91.溢れ出す
※未プレイなので、キャラ崩壊注意
カツカツと音を立てて歩く。
こんな風に少し余裕がありながら歩くのは久しぶりかもしれない。
このところ、『何が』と原因を指定することはできないが忙しかった。
吐き出した息には疲労が乗っていたような気がする。
こんなところで気を抜いてはいけないとカルセドニーは姿勢を正した。
ちょうどそこへ声が飛んでくる。
「カル!」
軽やかな花のような声。
毒のように体に留まり、内側から侵食していくような声。
緩んだ頬を気づかれないように元に戻して彼女と向き合う。
「何でしょう、パライバ様」
「良かった。貴方に会いたかったの」
カルセドニーの前で歩みを止めた彼女は、フフッと可愛らしい笑い声をもらした。
先ほどから何度も『可愛い』という感情を抱くが、年上の女性に可愛いを連呼するのは失礼にならないだろうか。
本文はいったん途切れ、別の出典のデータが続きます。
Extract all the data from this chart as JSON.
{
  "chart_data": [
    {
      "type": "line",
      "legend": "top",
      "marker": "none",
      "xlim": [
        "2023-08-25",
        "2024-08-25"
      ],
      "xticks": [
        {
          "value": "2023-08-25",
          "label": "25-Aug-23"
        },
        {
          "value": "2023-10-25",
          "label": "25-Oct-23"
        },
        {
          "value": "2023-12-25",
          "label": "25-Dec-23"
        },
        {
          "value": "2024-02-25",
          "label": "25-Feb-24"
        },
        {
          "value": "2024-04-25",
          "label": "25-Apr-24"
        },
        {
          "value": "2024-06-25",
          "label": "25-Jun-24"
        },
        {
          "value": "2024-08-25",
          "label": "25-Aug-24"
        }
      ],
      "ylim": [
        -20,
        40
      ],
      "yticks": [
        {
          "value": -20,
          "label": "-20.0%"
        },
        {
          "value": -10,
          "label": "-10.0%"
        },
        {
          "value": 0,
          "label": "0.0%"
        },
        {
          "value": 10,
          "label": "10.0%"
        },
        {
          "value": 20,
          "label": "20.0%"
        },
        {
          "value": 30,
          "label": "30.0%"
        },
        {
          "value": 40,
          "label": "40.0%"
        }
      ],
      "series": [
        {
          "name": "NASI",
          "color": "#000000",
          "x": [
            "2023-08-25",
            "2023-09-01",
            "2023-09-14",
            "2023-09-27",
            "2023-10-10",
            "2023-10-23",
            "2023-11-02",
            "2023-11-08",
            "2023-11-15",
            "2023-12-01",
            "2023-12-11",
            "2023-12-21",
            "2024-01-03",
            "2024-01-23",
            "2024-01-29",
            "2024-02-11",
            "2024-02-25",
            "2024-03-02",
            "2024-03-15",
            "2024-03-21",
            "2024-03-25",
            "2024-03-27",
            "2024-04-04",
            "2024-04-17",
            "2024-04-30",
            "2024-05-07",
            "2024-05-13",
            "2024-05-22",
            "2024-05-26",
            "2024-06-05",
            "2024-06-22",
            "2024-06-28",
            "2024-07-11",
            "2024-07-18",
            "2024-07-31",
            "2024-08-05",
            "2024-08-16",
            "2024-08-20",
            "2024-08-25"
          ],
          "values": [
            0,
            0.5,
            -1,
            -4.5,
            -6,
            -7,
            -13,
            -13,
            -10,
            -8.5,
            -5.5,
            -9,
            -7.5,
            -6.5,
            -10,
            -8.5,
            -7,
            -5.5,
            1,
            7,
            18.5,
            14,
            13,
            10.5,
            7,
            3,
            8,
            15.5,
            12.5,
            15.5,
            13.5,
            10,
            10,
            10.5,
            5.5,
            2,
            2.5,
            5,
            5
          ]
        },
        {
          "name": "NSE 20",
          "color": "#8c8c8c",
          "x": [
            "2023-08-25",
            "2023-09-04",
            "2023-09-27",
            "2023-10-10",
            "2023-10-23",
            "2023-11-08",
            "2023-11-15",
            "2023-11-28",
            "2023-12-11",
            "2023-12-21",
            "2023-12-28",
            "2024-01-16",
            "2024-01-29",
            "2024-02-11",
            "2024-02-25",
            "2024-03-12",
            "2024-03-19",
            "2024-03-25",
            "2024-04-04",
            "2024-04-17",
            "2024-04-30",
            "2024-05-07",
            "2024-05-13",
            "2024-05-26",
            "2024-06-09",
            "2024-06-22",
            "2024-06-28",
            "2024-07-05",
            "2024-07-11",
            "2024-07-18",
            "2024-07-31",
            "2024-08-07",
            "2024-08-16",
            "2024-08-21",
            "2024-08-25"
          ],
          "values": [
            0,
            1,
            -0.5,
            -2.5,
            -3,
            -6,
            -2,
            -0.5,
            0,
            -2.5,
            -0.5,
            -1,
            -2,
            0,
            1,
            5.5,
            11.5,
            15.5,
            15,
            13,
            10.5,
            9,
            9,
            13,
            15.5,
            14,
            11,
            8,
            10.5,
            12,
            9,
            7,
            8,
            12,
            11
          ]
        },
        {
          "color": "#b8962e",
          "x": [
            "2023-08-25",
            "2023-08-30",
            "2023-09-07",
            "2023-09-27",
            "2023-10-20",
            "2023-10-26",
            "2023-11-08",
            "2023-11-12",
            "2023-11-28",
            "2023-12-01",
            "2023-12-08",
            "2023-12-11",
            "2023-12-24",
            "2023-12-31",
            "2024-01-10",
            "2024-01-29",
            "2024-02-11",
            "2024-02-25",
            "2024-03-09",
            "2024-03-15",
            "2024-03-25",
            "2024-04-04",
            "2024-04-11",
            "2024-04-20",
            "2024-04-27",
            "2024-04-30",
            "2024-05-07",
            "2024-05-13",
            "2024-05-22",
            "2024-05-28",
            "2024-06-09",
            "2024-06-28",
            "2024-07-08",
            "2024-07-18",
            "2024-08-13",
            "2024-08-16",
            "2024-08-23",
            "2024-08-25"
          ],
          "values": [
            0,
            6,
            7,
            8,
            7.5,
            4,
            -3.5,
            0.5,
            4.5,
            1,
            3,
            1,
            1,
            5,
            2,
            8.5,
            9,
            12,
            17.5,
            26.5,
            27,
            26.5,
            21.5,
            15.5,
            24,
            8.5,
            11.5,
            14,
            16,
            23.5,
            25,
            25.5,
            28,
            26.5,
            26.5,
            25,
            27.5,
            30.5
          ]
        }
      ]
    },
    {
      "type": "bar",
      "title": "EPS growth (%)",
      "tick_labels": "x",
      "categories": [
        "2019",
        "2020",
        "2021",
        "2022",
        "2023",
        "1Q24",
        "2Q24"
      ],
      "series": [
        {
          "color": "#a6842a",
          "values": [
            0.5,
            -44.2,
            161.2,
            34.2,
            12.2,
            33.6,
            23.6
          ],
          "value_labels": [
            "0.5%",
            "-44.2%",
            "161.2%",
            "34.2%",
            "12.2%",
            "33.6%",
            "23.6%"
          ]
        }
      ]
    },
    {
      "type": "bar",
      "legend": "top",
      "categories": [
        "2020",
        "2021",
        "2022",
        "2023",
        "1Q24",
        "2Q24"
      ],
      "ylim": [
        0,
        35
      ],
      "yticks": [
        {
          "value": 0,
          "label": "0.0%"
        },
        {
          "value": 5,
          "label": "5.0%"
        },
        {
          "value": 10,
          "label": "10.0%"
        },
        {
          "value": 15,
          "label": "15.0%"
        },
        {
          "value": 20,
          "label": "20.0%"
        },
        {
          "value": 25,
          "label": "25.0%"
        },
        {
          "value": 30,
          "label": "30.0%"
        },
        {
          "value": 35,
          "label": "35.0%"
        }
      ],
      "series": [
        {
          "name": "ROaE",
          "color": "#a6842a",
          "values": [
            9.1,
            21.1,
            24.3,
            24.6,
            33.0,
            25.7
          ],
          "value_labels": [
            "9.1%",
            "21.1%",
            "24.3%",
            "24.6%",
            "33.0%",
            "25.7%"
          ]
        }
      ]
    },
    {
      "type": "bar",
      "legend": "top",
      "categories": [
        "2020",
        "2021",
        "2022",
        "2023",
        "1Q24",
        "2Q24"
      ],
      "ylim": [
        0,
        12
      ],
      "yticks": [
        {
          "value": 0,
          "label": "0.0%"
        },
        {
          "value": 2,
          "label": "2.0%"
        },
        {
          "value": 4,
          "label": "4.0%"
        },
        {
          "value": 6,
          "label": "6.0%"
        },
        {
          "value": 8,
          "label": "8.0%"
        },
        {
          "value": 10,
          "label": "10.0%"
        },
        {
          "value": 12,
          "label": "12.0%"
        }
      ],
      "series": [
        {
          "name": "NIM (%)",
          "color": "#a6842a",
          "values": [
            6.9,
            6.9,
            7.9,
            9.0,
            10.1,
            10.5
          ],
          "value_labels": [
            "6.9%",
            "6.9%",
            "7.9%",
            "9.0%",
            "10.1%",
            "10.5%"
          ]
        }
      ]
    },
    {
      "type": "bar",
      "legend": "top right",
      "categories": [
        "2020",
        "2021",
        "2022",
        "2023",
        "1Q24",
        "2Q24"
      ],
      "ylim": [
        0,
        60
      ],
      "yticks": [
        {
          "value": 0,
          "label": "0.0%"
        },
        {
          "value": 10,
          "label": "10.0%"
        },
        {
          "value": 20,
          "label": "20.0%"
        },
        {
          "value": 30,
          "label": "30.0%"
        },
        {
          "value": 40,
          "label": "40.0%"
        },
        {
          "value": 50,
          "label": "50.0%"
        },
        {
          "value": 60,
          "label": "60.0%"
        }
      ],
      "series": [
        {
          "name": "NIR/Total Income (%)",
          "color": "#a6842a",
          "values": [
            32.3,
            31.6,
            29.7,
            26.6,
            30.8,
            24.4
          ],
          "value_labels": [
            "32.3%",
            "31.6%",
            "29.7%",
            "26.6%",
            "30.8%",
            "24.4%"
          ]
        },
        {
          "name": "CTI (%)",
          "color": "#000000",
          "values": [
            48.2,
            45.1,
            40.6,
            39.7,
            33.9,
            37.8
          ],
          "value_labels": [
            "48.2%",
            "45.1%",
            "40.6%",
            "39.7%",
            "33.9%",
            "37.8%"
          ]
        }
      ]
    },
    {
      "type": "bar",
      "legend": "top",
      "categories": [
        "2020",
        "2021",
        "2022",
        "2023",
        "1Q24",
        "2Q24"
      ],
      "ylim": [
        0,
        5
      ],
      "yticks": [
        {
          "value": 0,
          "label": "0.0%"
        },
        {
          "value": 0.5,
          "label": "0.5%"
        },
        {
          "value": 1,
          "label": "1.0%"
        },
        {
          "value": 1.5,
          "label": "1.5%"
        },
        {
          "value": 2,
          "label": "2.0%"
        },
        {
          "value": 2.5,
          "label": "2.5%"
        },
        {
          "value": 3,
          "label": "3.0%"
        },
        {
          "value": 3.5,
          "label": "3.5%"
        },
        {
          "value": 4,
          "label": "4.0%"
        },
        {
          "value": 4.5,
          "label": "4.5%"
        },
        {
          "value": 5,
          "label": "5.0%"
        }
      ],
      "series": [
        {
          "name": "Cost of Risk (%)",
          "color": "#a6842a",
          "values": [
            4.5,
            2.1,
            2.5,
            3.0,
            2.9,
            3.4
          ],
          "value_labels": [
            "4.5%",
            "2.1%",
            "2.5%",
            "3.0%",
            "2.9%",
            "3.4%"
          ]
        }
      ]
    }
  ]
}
目の前で首を傾げたパライバの疑問には答えず、カルセドニーは尋ねた。
「会いたかった、とおっしゃいましたが、何かありましたか?」
「ええ。貴方とお茶がしたくて探していたの」
名案でしょう、とでも言う様子のパライバにカルセドニーは何と返すべきか迷ってしまった。
今現在、急を要する用件はない。
けれど、その時間を彼女とのお茶に使うことをわずかに躊躇った。
嫌だったからではない。
自分なんかで良いのだろうかという不安が少なからずあったから。
「カル?」
「……いえ」
「それは断りの文句かしら」
「それは……」
パライバは笑った。
カルセドニーの返答を不快にも残念にも思っていない表情で。
ただそれだけのことなのに、彼女を思う愛しさが込み上げる。
「お付き合いします」
「本当? 良かったわ。美味しいお茶とお菓子を頂いたの。一人で食べるのはもったいなくて……。幸せは二人で分け合いたいわ」
やはり彼女は可愛らしい。
それは間違うことのない現実。
パライバをエスコートするために、カルセドニーは隣に立った。